SELECTing distinct rows

l008com

I have a very simple table of addresses:
name, address, city, state are the four columns
There are 120,000 items in this table, and I want to select 30 of them at random. But because there are WAY more Cali and Texas entries than other states, I want a query that will only select unique rows. In other words, I want the state column to be distinct but none of the others. Here is my query as it stands:

SELECT id,name,address,city,state,url FROM chefmoz_list WHERE batch = 0 ORDER BY RAND() LIMIT 30

It works great but in any given group of 30, I might get 8 california addresses. What I'm trying to get is random groups of 30 addresses, from 30 difference states, every time.

Piranha

First, your table is not normalized. You should think about doing that. To get to know how read the articles about database normalization on phpbuilder.com.

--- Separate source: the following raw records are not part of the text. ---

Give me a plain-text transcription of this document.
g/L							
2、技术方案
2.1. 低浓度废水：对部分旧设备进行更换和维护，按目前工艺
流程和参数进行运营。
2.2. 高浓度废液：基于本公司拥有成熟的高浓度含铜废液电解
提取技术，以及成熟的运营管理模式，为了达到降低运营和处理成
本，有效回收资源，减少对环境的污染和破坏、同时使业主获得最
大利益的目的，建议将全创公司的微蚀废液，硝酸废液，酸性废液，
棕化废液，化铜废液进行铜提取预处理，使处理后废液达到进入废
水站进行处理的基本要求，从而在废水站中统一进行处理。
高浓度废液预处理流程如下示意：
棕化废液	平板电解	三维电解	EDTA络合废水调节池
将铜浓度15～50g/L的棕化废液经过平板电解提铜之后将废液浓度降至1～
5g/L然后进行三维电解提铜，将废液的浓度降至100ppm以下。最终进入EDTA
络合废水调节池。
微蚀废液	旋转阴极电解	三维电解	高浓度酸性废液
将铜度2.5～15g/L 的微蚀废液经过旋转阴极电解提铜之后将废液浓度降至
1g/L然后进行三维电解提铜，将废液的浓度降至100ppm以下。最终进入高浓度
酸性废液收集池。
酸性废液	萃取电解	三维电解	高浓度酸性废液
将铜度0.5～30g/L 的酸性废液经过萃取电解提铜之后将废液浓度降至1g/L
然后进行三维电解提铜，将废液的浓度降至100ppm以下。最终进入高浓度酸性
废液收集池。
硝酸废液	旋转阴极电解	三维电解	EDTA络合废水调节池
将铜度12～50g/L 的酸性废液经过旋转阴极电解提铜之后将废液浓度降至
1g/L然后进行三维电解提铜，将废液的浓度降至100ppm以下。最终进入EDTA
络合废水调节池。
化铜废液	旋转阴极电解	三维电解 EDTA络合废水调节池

Second, don't use "ORDER BY RAND()", it is terribly slow. There are a sticky explaining 2 ways of handling this in the forums.

For your question, there is really no reason to handle it until you have corrected the two things above.

NogDog

Piranha wrote:
First, your table is not normalized.

Why do you say that? There's nothing obviously non-normalized about it that I can see, though I'll admit I am by no means a database guru.

To the OP: I don't see any simple solution. All I can think of is pretty ugly: do a select of all needed fields with a random order into a temp table, then select from that table with a GROUP BY on the state column and LIMIT of 30.

Piranha

NogDog wrote:
Why do you say that? There's nothing obviously non-normalized about it that I can see, though I'll admit I am by no means a database guru.

I say so because there is both street address, city and state. I fully understand that there could be many cities with the same name in different states, and that they could actually have streets with the same name as well. But it should still be an id for state and the different states stored in another table. Ok, not the worst case of not normalized table I have seen, but still not normalized.

l008com

I'm using the two letter code for the states, not the full names. I don't see how changing it to numbers is going to make very much difference at all in this simple case. Plus I know RAND() is slow but its fine for what I"m using it for.

cgraz

I think there's a fine line between normalizing and going overboard. I'm sure a fName field would hold the name John and Michael quite often. And the lName field would likely have Johnson and Smith. But I wouldn't go so far as to create a separate names table and join based on a NameID

States only have 50 values, so they are more likely to appear repeatedly in the table. But they are also unlikely to change. If a user moves to a different states, his/her record can easily be updated. But the names of the states are likely not going to be changing anytime soon, so normalizing states would probably be a bit unnecessary IMO. He could save himself a join.

l008com

I think the context of this table is misunderstood. Its not an address book, its a one time list that i'm just plucking addresses out of for a paper mass mailing. The states are two letter codes already, so I don't see what the big deal is between two letters for the state, or two numbers that have the two letters in another table. Either way, the query to do what I want to do should be nearly the same.

Piranha

For me the difference is if it is possible to insert something that is bogus information or not. With another table and a foreign key it is not possible to insert "cs" instead of "ca" for california, a simple typo in other words. But of course, if this is handled in another way in the database I would say that this is ok.

l008com

no data is ever inserted. I am using it to extract data only, not add data. Now that we're past this (i hope), any ideas how I can get the unique states i want from my query?

NogDog

Did you read my first reply?

Sxooter

l008com wrote:
I have a very simple table of addresses:
name, address, city, state are the four columns
There are 120,000 items in this table, and I want to select 30 of them at random. But because there are WAY more Cali and Texas entries than other states, I want a query that will only select unique rows. In other words, I want the state column to be distinct but none of the others. Here is my query as it stands:

It works great but in any given group of 30, I might get 8 california addresses. What I'm trying to get is random groups of 30 addresses, from 30 difference states, every time.

Selecting things randomly is generally not a fast thing to do, and with 120,000 rows to go through, this will definitely NOT be fast. select * from table order by rand() is suitable for small sets only, say 100 to 1000 items max. Anything bigger than that and your database will not be able to give you a result quickly.

If you want good performance, you might want to look at pre-creating your results and then just walking through them with an autoinc field in a dummy table (or use a sequence if you're in pgsql or oracle...)

In this case I'd make one table for each largely populated state, then start grouping the states that are smaller together. Make the entries in random order. Have a column in each table for ordering by. Using a php script or something like it go round robin from one table to the next. Then, select all of that into a summary table one table at a time, and cluster on the id field.

It's a lot of setup, but after that, you can just select a random number +x from the db.

i.e. select * from biggiantmastermutanttable where id between 23401 and 23430 and you're sure to get a random sample, and no two states repeat.

Recreate the master table every few hours / days / weeks / months as needed.